DealBook: Former Nasdaq Executive Is Sentenced

A former executive at the Nasdaq OMX Group was sentenced to three and a half years in prison on Friday after admitting to earning about $750,000 by trading on secret corporate information.

Donald L. Johnson, a onetime managing director at Nasdaq, pleaded guilty to one count of securities fraud. He said that from 2006 until his retirement in 2009 he traded illegally in the stocks of companies that provided him with advance word about their earnings or personnel changes.

“If I had to come up with a word for what I did, it is stupidity,” Mr. Johnson, 57, told a federal judge in Alexandria, Virginia, on Friday, according to Bloomberg News. “There aren’t any answers to explain my activity.”

As a senior executive on the stock exchange’s so-called market intelligence desk, Mr. Johnson worked with companies who wanted to understand how impending news might affect their share prices. In working with Mr. Johnson, the companies would routinely disclose confidential information to him.

Mr.

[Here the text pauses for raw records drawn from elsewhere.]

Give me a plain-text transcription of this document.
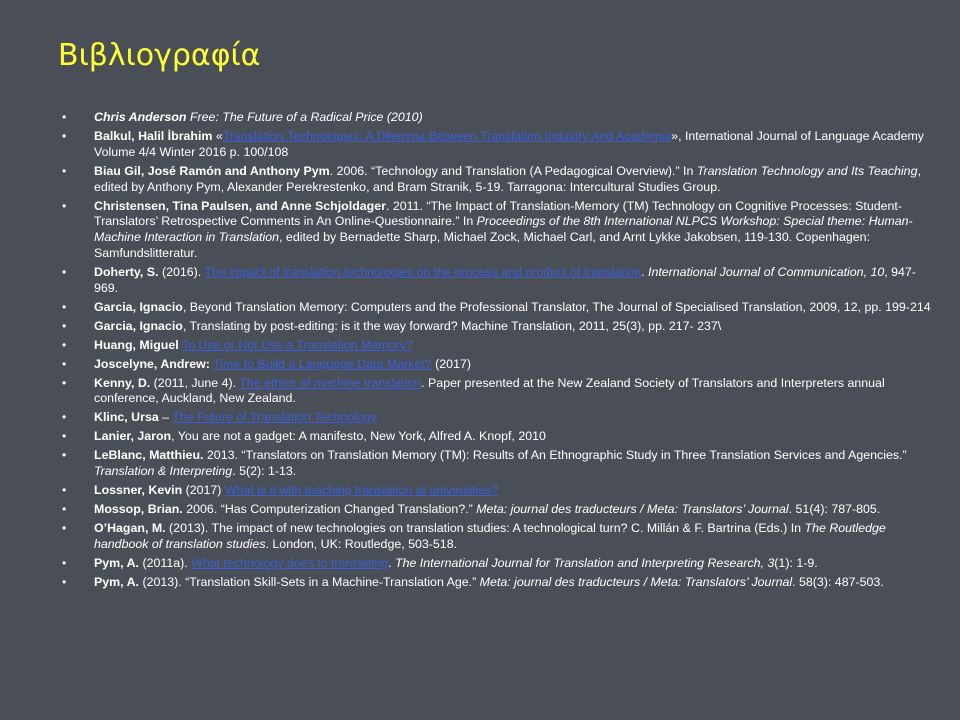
Βιβλιογραφία
• Chris Anderson Free: The Future of a Radical Price (2010)
• Balkul, Halil İbrahim «Translation Technologies: A Dilemma Between Translation Industry And Academia», International Journal of Language Academy Volume 4/4 Winter 2016 p. 100/108
• Biau Gil, José Ramón and Anthony Pym. 2006. “Technology and Translation (A Pedagogical Overview).” In Translation Technology and Its Teaching, edited by Anthony Pym, Alexander Perekrestenko, and Bram Stranik, 5-19. Tarragona: Intercultural Studies Group.
• Christensen, Tina Paulsen, and Anne Schjoldager. 2011. “The Impact of Translation-Memory (TM) Technology on Cognitive Processes: Student-Translators’ Retrospective Comments in An Online-Questionnaire.” In Proceedings of the 8th International NLPCS Workshop: Special theme: Human-Machine Interaction in Translation, edited by Bernadette Sharp, Michael Zock, Michael Carl, and Arnt Lykke Jakobsen, 119-130. Copenhagen: Samfundslitteratur.
• Doherty, S. (2016). The impact of translation technologies on the process and product of translation. International Journal of Communication, 10, 947-969.
• Garcia, Ignacio, Beyond Translation Memory: Computers and the Professional Translator, The Journal of Specialised Translation, 2009, 12, pp. 199-214
• Garcia, Ignacio, Translating by post-editing: is it the way forward? Machine Translation, 2011, 25(3), pp. 217- 237\
• Huang, Miguel To Use or Not Use a Translation Memory?
• Joscelyne, Andrew: Time to Build a Language Data Market? (2017)
• Kenny, D. (2011, June 4). The ethics of machine translation. Paper presented at the New Zealand Society of Translators and Interpreters annual conference, Auckland, New Zealand.
• Klinc, Ursa – The Future of Translation Technology
• Lanier, Jaron, You are not a gadget: A manifesto, New York, Alfred A. Knopf, 2010
• LeBlanc, Matthieu. 2013. “Translators on Translation Memory (TM): Results of An Ethnographic Study in Three Translation Services and Agencies.” Translation & Interpreting. 5(2): 1-13.
• Lossner, Kevin (2017) What is it with teaching translation at universities?
• Mossop, Brian. 2006. “Has Computerization Changed Translation?.” Meta: journal des traducteurs / Meta: Translators’ Journal. 51(4): 787-805.
• O’Hagan, M. (2013). The impact of new technologies on translation studies: A technological turn? C. Millán & F. Bartrina (Eds.) In The Routledge handbook of translation studies. London, UK: Routledge, 503-518.
• Pym, A. (2011a). What technology does to translating. The International Journal for Translation and Interpreting Research, 3(1): 1-9.
• Pym, A. (2013). “Translation Skill-Sets in a Machine-Translation Age.” Meta: journal des traducteurs / Meta: Translators’ Journal. 58(3): 487-503.
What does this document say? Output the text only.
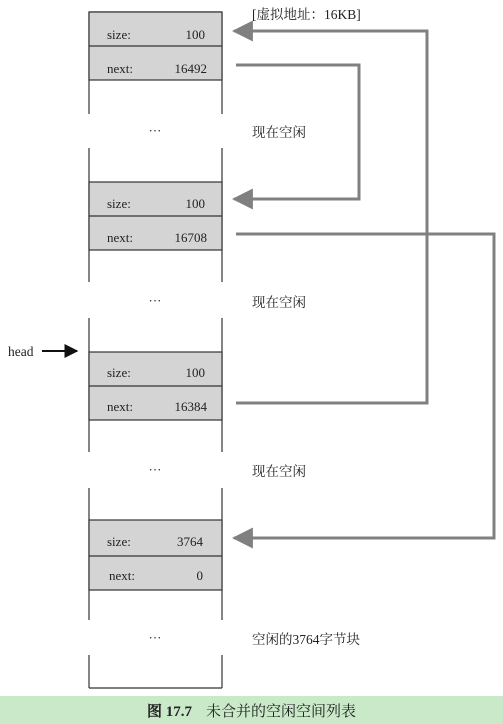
size:	100
next:	16492
size:	100
next:	16708
size:	100
next:	16384
size:	3764
next:	0
···
···
···
···
[虚拟地址：16KB]
现在空闲
现在空闲
现在空闲
空闲的3764字节块
head
图 17.7 未合并的空闲空间列表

Johnson took the data and, using his work computer, traded in an online brokerage account in his wife’s name.

At the time of his guilty plea in May, Lanny A. Breuer, assistant attorney general of the Justice Department’s criminal division, called Mr. Johnson “a fox in a henhouse” and described his crime as “a particularly shocking abuse of trust.”

Mr. Johnson’s prison term fell in the middle of the 37-to-46-month range suggested by nonbinding federal sentencing guidelines. The proposed range is tied in large part to the amount of illegal profits earned from the crime.

His sentence came during a week when federal prosecutors asked a judge to sentence Raj Rajaratnam, a former hedge fund manager and the most prominent figure in the government’s sweeping insider trading investigation, to a recommended term of 19 and a half to 24 and a half years in prison. The government said that Mr. Rajaratnam gained $64 million in insider trading profits.